Der junge Mensch, der ja sehr an seiner Neugierde hing – schließlich verschaffte sie ihm jede Menge Abenteuer – war sich nicht so ganz sicher, ob dieses Land das richtige für ihn sei. Und da eine Fee ja in der Regel drei Wünsche aus dem Hut zaubern kann, konnte sie unserem jungen Menschen in diesem (schulpflichtigen) Land noch eine Alternative zeigen. Hinter einem kleinen Hügel fanden sie sich am Rande einer grünen Wiese wieder, auf der sich eine Menge anderer jungen Menschen tummelten. Auch hier saßen einige und lasen emsig in einem Buch, gleichzeitig wurde an einer anderen Ecke Fußball gespielt, im Sand gebaut oder einfach in der Sonne gelegen. Auch hier gab es Riesen, sie wanderten umher, saßen am Rand oder unterhielten sich mit den jungen Menschen. „In diesem Land“, so sprach die Fee, „kannst du Antworten auf deine Fragen finden. Du kannst sie stellen, wann immer die Zeit für dich dazu gekommen ist. Du kannst deine Antworten alleine finden oder gemeinsam mit den anderen jungen Menschen. Die Riesen suchen gerne mit dir und können dir Wege zeigen, die dich weiterführen. Du siehst, auch hier wirst du Freunde finden und auch Menschen, die dich inspirieren.

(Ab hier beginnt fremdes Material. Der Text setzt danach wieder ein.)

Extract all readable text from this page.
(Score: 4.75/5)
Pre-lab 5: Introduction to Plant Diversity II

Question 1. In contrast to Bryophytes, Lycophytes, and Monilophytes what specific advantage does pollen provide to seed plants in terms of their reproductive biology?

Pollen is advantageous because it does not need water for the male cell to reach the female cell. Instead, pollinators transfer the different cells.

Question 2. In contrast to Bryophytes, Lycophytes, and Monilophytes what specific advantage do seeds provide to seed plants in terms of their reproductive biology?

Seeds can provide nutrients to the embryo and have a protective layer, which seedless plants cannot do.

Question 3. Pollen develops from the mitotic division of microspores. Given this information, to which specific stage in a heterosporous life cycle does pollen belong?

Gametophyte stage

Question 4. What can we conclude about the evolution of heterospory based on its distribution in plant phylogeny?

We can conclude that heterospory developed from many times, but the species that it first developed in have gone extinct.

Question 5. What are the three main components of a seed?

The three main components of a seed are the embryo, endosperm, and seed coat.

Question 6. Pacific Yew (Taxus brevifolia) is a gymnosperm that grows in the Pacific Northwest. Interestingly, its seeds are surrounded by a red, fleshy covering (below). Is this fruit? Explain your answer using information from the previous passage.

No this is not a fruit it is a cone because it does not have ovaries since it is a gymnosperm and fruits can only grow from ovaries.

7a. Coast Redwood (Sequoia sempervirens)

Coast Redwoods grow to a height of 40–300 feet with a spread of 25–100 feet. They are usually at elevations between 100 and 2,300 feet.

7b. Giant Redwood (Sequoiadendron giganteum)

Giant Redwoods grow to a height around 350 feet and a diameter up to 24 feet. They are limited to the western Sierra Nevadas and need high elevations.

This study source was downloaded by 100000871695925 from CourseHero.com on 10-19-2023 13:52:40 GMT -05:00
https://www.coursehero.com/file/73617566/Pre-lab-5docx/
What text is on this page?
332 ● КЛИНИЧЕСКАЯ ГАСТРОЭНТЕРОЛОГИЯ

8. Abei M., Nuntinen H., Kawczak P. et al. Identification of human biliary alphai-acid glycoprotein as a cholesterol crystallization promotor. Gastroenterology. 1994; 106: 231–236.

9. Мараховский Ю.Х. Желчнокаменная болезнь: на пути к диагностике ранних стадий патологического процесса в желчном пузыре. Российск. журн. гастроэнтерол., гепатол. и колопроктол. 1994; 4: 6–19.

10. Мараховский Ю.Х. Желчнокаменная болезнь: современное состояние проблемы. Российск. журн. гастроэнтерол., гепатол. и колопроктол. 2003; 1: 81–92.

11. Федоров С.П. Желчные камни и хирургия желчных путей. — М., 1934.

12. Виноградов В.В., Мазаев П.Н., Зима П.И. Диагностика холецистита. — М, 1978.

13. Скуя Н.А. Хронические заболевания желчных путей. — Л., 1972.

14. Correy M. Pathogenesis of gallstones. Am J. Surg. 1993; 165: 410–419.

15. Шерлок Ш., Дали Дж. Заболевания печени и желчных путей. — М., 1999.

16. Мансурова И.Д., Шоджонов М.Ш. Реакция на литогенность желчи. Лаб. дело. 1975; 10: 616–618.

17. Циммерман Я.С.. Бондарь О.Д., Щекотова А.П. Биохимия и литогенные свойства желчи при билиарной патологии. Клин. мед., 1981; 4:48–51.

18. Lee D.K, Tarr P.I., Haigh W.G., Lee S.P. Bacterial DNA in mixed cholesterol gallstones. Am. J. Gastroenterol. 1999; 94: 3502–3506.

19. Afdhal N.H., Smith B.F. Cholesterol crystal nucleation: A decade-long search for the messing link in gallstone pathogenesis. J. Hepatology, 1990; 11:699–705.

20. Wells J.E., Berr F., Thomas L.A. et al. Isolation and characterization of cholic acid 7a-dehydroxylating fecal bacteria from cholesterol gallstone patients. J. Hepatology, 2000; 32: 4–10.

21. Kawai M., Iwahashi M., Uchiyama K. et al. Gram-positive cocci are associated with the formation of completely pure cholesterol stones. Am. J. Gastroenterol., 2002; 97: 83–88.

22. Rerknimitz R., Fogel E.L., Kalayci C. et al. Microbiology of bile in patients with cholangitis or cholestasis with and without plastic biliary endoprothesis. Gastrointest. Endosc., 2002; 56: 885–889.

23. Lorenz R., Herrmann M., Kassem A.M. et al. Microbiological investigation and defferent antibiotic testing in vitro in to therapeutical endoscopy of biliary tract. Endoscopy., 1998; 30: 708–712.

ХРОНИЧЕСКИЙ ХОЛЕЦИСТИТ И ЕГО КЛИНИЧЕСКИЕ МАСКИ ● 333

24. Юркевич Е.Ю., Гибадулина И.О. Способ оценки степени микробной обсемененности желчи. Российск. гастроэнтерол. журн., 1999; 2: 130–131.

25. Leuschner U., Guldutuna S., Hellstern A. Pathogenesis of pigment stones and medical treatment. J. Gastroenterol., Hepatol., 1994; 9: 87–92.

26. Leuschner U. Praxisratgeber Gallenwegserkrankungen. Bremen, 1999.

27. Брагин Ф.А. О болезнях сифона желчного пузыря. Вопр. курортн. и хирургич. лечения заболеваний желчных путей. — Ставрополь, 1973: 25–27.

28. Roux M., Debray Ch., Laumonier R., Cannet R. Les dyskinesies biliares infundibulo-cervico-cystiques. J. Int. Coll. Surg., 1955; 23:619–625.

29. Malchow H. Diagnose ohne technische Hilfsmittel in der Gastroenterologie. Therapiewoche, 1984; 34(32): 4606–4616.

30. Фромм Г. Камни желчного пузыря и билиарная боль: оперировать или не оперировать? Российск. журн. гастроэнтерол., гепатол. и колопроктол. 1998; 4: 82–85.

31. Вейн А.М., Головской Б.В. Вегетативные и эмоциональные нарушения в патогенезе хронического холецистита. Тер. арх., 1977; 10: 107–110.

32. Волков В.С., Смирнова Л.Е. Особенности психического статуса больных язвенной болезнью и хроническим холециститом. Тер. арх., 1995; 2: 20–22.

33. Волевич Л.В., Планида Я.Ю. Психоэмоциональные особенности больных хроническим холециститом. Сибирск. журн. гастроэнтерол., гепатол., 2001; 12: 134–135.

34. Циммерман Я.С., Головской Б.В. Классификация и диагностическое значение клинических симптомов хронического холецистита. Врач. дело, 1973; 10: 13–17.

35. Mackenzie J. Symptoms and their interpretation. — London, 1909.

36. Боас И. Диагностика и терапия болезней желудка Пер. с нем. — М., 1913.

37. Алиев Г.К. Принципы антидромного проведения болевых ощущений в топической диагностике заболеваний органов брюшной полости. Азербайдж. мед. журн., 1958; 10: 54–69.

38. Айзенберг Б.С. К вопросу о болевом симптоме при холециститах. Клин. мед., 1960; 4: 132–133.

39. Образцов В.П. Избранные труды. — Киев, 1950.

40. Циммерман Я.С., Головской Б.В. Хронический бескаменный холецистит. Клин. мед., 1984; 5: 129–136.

Vielleicht hast du aber auch gar keine Fragen – dann kannst du Fußball spielen oder in der Sonne liegen.“ Dem jungen Menschen, der gerne mal in der Sonne lag, gefiel das sehr gut. „Mmh, da kommt jetzt aber sicher auch noch was, oder?“ wandte er sich fragend der Fee zu. „Dafür sind wir ja hier in einem Märchen, oder?! Selbst im wirklichen Leben hat alles mindestens zwei Seiten! Höre: Hier bekommst du nichts serviert. Es wird nichts in verdauliche Häppchen unterteilt, die du nur schlucken brauchst. Vielleicht werden dir manche Dinge deshalb hier gar nicht begegnen, an denen du Gefallen gefunden hättest (aber vielleicht begegnen sie dir dafür anderswo und zu einer anderen Zeit). Du trägst sehr viel mehr Verantwortung für deinen eigenen Weg, bist ein aktiv Suchender nach dem, was in dir brennt, was du gut kannst – das kann anstrengend sein. Du wirst auch an diesem Ort bemerken, was du nicht gut kannst – allerdings musst du es selbst herausfinden, keiner wird es dir über Noten beweisen. Um durch manche Tür gehen zu können, wirst du nach den Regeln der Riesen vom Feld spielen müssen und das kann dir schwer fallen. Und schließlich gibt es auch hier Verletzte…“

Der junge Mensch straffte seine Schultern, bereit, die Entscheidung der gütigen Fee mit Fassung zu tragen und mit der festen Überzeugung, das Beste aus seinem Weg zu machen – egal, wohin sie ihn schicken würde. Die Fee hob ihren Zauberstab und sprach: „Wisse, dass du wandeln kannst zwischen diesen Welten, aber sei gewarnt, dass jedes Jahr in der einen Welt dir den Rückgang in die andere Welt erschweren wird. Nichtsdestotrotz sollst du selbst erleben, was die eine und die andere Welt für dein Leben bedeutet. Wähle selbst!“

An dieser Stelle bricht das Märchen leider ab und ist nicht weiter überliefert. Unser junger Held fiel nämlich in dem Moment in Ohnmacht, in dem er begriff, dass er selbst entscheiden konnte. Indem er selbst entscheiden konnte, wo und wie er einen großen Teil seines Lebens verbringen wollte, einen Teil des Lebens, in dem so viele wichtige Entwicklungsstufen stattfinden werden, in dem durch äußere Beeinflussung Weichen für das ganze folgende Leben gestellt werden. Ein Märchen eben.